The former tennis pro now patrols the center of Kyiv for two hours a day to protect it from possible incursions, particularly around the palace of President Volodymyr Zelensky, a hero of the resistance against Moscow.

“Listen, I’m on foot patrol here,” he added, adding that Zelensky was “remarkably brave and knows what he’s doing, and we all assume he knows what he’s doing.” Huh.”

Message from Federer, Djokovic

Sergei Stakhovsky retired from tennis after the Australian Open earlier this year (AP Photo)

People from “India to South America” ​​have sent thousands of messages of support and asked how they can help Ukraine, Stakhovsky says.

Among them are “hundreds” of professional tennis players who haven’t forgotten their former colleague, who rose to a world ranking of 31 in 2010 and was an unofficial spokesperson for junior players.

Tennis legends have also offered their support – including the man they shocked at Wimbledon, Roger Federer himself.

“He said he wants peace soon,” the Ukrainian said, adding that Federer and his wife were trying to help Ukrainian children through their foundation.
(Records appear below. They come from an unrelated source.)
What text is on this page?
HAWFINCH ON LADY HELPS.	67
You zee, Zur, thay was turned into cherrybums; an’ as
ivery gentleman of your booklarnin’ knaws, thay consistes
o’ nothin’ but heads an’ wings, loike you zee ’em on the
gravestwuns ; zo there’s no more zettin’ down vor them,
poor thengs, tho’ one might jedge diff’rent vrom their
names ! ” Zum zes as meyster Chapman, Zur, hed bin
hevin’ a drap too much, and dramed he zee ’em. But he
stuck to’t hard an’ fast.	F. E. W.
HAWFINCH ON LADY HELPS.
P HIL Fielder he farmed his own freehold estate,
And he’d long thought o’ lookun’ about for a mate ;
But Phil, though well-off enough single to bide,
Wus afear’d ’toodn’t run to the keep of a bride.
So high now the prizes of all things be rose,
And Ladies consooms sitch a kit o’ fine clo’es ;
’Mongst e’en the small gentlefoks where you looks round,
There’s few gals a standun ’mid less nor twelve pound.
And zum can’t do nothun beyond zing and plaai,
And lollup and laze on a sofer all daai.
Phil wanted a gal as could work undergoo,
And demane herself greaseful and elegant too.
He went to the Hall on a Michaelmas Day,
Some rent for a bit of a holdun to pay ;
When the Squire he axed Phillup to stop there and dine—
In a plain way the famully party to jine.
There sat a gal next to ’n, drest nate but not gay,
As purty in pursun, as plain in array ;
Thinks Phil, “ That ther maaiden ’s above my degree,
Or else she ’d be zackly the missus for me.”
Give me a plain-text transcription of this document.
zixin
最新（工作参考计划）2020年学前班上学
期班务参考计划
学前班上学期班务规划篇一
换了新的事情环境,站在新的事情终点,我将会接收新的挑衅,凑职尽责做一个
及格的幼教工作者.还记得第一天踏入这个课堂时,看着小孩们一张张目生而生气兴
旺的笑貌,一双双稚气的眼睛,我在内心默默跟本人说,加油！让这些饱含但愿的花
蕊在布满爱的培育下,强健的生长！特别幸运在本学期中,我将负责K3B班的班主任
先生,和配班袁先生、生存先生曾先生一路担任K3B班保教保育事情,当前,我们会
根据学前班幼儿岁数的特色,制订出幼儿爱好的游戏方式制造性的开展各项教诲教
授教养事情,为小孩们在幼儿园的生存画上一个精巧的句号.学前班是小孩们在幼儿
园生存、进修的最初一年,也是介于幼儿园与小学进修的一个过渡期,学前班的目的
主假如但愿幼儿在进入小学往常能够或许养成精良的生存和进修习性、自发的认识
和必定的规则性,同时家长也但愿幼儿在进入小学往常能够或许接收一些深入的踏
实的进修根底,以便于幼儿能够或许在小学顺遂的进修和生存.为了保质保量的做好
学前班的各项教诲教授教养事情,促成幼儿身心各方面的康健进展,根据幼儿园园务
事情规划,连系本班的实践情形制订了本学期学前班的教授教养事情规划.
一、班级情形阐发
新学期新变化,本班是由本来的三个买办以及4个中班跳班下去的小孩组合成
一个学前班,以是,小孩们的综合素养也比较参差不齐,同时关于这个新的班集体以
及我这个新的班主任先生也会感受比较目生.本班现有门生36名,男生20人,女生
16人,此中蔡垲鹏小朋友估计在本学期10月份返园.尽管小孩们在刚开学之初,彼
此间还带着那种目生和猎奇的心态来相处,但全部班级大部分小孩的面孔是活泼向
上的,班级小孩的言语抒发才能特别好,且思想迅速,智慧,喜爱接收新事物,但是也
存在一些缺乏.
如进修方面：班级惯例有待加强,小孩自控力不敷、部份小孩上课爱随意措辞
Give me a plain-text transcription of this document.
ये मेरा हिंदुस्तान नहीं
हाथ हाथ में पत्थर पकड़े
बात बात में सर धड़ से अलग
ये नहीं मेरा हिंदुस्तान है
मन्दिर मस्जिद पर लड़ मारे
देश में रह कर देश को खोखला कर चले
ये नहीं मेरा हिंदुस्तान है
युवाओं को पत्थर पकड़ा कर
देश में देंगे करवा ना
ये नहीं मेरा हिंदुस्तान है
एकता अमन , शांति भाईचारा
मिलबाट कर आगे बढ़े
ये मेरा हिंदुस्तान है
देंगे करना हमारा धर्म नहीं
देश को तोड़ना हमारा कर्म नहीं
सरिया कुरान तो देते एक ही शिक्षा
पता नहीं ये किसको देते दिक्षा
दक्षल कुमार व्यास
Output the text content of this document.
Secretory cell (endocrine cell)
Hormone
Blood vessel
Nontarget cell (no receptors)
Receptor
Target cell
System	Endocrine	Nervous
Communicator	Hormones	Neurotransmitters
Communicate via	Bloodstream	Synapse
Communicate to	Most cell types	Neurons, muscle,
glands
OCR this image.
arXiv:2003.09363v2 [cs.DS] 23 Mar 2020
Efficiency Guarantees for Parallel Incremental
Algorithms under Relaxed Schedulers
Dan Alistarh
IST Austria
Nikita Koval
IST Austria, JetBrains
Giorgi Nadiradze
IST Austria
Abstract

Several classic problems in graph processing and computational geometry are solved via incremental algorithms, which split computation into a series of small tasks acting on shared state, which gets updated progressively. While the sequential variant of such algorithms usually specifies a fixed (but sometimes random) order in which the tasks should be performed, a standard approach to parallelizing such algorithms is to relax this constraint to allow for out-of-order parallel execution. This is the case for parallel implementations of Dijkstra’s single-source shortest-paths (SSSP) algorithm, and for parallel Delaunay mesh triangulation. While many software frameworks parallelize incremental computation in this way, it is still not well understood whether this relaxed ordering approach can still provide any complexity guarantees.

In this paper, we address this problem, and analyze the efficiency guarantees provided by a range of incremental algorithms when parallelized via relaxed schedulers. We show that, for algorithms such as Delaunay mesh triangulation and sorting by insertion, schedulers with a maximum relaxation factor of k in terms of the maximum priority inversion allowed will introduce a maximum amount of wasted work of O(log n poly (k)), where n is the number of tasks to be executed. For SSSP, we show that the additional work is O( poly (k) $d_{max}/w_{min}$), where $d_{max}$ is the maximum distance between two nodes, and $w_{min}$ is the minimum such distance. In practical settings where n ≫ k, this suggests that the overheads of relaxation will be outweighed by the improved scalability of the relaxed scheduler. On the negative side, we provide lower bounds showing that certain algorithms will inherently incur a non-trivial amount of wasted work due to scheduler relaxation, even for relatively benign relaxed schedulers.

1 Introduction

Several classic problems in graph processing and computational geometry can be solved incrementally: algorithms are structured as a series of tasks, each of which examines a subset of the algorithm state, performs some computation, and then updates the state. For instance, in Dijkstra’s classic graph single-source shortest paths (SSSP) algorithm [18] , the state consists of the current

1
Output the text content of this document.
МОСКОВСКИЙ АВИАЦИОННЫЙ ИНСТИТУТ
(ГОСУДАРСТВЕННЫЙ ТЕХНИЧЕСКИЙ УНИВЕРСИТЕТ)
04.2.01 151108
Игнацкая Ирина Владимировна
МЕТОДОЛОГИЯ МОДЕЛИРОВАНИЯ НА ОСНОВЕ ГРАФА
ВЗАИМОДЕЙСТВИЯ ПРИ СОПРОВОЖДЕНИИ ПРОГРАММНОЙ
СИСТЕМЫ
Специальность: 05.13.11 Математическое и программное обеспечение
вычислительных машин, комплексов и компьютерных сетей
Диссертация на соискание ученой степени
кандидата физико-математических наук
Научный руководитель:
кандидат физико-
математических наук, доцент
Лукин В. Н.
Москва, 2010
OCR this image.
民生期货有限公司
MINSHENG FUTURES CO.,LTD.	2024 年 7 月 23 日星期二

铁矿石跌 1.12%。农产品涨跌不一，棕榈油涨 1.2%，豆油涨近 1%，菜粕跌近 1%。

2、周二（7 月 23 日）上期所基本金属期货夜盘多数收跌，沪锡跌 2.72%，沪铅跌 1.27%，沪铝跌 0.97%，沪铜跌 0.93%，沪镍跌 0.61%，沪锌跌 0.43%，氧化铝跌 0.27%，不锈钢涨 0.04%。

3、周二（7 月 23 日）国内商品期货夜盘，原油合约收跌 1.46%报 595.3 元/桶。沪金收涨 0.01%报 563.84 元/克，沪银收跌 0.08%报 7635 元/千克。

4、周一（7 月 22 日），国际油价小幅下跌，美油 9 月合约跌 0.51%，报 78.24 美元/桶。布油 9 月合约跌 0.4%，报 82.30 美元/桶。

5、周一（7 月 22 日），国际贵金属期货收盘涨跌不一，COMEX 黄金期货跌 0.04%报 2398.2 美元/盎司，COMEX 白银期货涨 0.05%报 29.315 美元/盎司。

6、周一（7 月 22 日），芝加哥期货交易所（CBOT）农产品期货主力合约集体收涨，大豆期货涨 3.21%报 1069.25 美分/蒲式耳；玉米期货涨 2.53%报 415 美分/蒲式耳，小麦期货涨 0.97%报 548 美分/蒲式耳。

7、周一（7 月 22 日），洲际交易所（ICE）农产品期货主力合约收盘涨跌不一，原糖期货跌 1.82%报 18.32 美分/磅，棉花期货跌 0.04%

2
One message that touched him in particular came from Serbian world number two Novak Djokovic.

“He lived through it when he was little, so he knows what our kids are going through. So that message from him is, I would say, heavy in terms of meaning.”

As the Russians close in on Kyiv, fearing it may face a similar fate to destroyed cities such as Kharkiv and Mariupol.

“It’s disturbing”, he said, because “they don’t care if they’re going to kill a child or military personnel, they don’t care”.